A history of color and commerce from haute couture to automobile showrooms to interior design.

When the fashion industry declares that lime green is the new black, or instructs us to “think pink!,” it is not the result of a backroom deal forged by a secretive cabal of fashion journalists, designers, manufacturers, and the editor of Vogue. It is the latest development of a color revolution that has been unfolding for more than a century. In this book, the award-winning historian Regina Lee Blaszczyk traces the relationship of color and commerce, from haute couture to automobile showrooms to interior design, describing the often unrecognized role of the color profession in consumer culture.

Blaszczyk examines the evolution of the color profession from 1850 to 1970, telling the stories of innovators who managed the color cornucopia that modern artificial dyes and pigments made possible. These “color stylists,” “color forecasters,” and “color engineers” helped corporations understand the art of illusion and the psychology of color. Blaszczyk describes the strategic burst of color that took place in the 1920s, when General Motors introduced a bright blue sedan to compete with Ford's all-black Model T and when housewares became available in a range of brilliant hues. She explains the process of color forecasting—not a conspiracy to manipulate hapless consumers but a careful reading of cultural trends and consumer taste. And she shows how color information flowed from the fashion houses of Paris to textile mills in New Jersey.

Today professional colorists are part of design management teams at such global corporations as Hilton, Disney, and Toyota. The Color Revolution tells the history of how colorists help industry capture the hearts and dollars of consumers.

About the Author

Regina Lee Blaszczyk is Leadership Chair in the History of Business and Society at the University of Leeds and an associate editor at the Journal of Design History. Her books include Imagining Consumers: Design and Innovation from Wedgwood to Corning, Producing Fashion: Commerce, Culture and Consumers, and American Consumer Society, 1865-2005: From Hearth to HDTV.

Praise for The Color Revolution (Lemelson Center Studies in Invention and Innovation series)
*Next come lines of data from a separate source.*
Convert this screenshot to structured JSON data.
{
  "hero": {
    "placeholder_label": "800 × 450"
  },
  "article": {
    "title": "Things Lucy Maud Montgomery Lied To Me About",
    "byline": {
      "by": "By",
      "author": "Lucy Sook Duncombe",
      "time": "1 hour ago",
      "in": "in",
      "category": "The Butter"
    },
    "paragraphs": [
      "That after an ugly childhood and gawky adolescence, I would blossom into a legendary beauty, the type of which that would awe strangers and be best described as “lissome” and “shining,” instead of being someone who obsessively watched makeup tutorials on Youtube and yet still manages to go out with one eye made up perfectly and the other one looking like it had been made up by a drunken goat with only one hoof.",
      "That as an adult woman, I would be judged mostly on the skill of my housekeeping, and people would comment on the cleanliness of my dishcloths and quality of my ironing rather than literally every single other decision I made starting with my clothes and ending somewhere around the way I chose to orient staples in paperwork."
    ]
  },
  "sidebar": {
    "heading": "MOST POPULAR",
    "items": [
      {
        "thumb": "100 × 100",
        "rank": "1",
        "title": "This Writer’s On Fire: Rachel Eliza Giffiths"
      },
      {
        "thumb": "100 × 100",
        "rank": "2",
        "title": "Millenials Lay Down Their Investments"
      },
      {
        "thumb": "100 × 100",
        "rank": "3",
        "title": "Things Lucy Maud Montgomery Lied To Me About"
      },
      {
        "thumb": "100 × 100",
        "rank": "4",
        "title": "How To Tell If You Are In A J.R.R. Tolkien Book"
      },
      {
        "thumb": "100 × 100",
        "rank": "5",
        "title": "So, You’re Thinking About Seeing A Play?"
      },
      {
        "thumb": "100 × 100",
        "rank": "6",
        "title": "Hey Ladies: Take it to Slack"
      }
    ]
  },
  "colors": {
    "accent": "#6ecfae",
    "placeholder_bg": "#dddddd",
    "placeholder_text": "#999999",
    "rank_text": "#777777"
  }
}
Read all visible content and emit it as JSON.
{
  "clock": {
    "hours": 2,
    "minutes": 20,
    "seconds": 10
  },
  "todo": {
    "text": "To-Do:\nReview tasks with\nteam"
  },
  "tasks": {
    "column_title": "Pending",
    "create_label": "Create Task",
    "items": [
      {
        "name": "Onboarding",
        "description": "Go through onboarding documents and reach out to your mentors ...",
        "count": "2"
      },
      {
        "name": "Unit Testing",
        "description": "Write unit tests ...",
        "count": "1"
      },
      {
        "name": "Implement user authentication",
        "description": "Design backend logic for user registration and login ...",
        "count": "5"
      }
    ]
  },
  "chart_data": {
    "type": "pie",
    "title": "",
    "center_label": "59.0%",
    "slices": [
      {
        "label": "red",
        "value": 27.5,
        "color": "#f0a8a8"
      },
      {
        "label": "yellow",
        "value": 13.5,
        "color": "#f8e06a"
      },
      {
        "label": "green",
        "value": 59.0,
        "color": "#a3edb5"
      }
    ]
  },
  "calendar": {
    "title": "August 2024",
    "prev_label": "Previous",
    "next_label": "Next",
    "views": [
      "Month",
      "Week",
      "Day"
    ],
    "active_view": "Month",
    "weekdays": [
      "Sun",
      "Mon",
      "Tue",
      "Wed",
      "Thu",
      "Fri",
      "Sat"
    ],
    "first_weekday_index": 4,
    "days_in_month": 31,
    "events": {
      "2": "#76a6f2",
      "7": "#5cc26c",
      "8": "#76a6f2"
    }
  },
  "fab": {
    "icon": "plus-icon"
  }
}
This fascinating book details how a group of unheralded 'color engineers' created and standardized palettes for the American mass market…Blaszczyk, a design historian, illuminates the economic forces and shifting cultural values that have influenced consumers' color preferences—and she shows how industry has sought to fathom those trends and to anticipate and alter those preferences.—The Atlantic

Read this marvelous book and your eye for color will snap back into brilliant focus.

Jude Stewart, Imprint

Exploring the use of color by American manufacturers from the mid-1800s when scientists, like Perkin, were inventing new industrial pigments and dyes, until the mid-2oth century, [this book] shows what a powerful force color has been – socially, culturally, and economically.

Alice Rawsthorn, The New York Times

The Color Revolution…is a result of sheer research rigour…it's also suited for an academic setting, its heft and tone destined to be a primer for the growing number of American Studies, Design History, and Management programmes. Full of rich historical imagery, vintage advertisements, annotated footnotes, and an index, the book catalogues a crucial period in the history of Western consumer culture.

Aileen Kwun, Icon Magazine

With a focus on America, the book is a lively account of how individuals and industry made colour a transforming force in our culture and design.